Koss leaves legacy
TURIN, Italy – A dozen years ago in Lillehammer, Johann Olav Koss had a fairytale Winter Olympics. Competing in his home country, he won three speedskating gold medals, setting a world record each time.
He’s doing pretty well at the Turin Games, too – thanks to an American inspired by what “Koss the Boss” did on the ice and what he’s done since hanging up his skates.
Koss now runs Right To Play, an organization he created six years ago to improve the lives of children in impoverished, war-torn areas. The group already has reached more than a half-million kids and hopes to double that soon through the money that’s started flowing in over the last few days.
Joey Cheek started the windfall after winning the 500 meters Monday, announcing he was donating his $25,000 Olympic bonus for winning the event to Koss’ charity. He challenged others to join him, and they sure have. More than $250,000 was pledged by Thursday, Koss said.
“It’s absolutely incredible,” Koss said. “I’m so thankful and humbled. Joey’s done something that we would’ve had to work years and years and years to do as an organization.”
Koss is no ordinary ex-jock lending his name and some of his time. This is a guy who won five Olympic medals (a gold and silver in Albertville in 1992, too), then earned a medical degree but opted to devote himself to humanitarian work.
He got hooked on bringing sports to children during a 1993 trip to Africa for a new charity called Olympic Aid. After Sydney in 2000, he felt that group wasn’t doing enough, so he came up with a new concept and the new name.
“Before, we raised money at the Olympics and gave it to other organizations,” Koss said. “We needed to implement our own programs on the ground. … You need to be there every single day for them, not every four years.”
Right To Play has 40 projects in 20 countries across Africa, Asia and the Middle East. They start by “training the trainers” so their programs can become a permanent part of the community, unlike groups whose contributions are forgotten once their money and equipment run out.
Then the games begin – about 450 of them, each with a life lesson slipped in.
A good example is “The Vaccine Game,” a variation of the playground favorite Red Rover.

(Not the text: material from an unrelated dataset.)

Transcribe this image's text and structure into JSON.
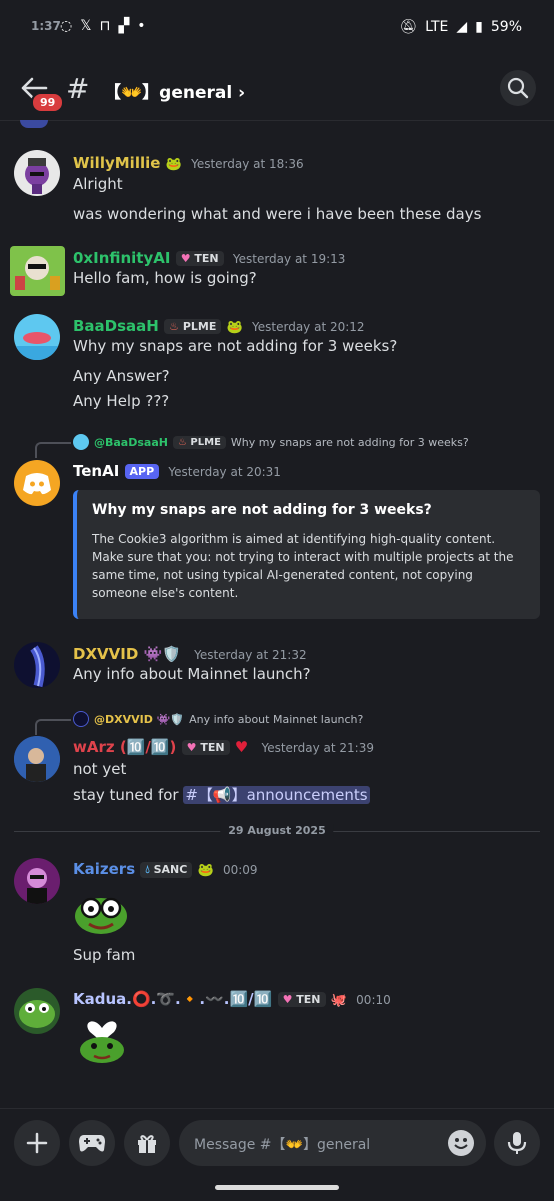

Kids lock arms and form a circle, with one child in the middle and another on the outside. The outsider pretends to be a disease trying to break through the immune system (the ring) to infect the body (the person inside). When they succeed, a second ring is added, making it twice as tough to get in.
“They realize, ‘Wow!’ that’s how important a vaccine is,” Koss said, smiling.
Vaccinations and prevention of AIDS and other diseases are prime objectives. Through sports, Right To Play also aims to provide confidence, leadership and teamwork, character-building skills they otherwise might not have learned.
“It’s surprising to me that everybody thinks that children always play,” Koss said. “It’s not true. In the worst areas of the world, what we see is apathy, violence and sexual abuse. There is no play. It’s forgotten.”
Besides working for children, Koss has helped fight drugs and doping. He was a founding board member of the World Anti-Doping Agency and served on the International Olympic Committee’s Athlete’s Commission.
Right To Play is his sole focus nowadays. He’s the president and CEO, and so dedicated to running it right that he recently earned an MBA degree.
While the group had a low profile until Cheek’s gesture, it already had some big-name ambassadors: Lance Armstrong and Wayne Gretzky.
The organization’s headquarters are in Toronto, with offices in New York and five European countries.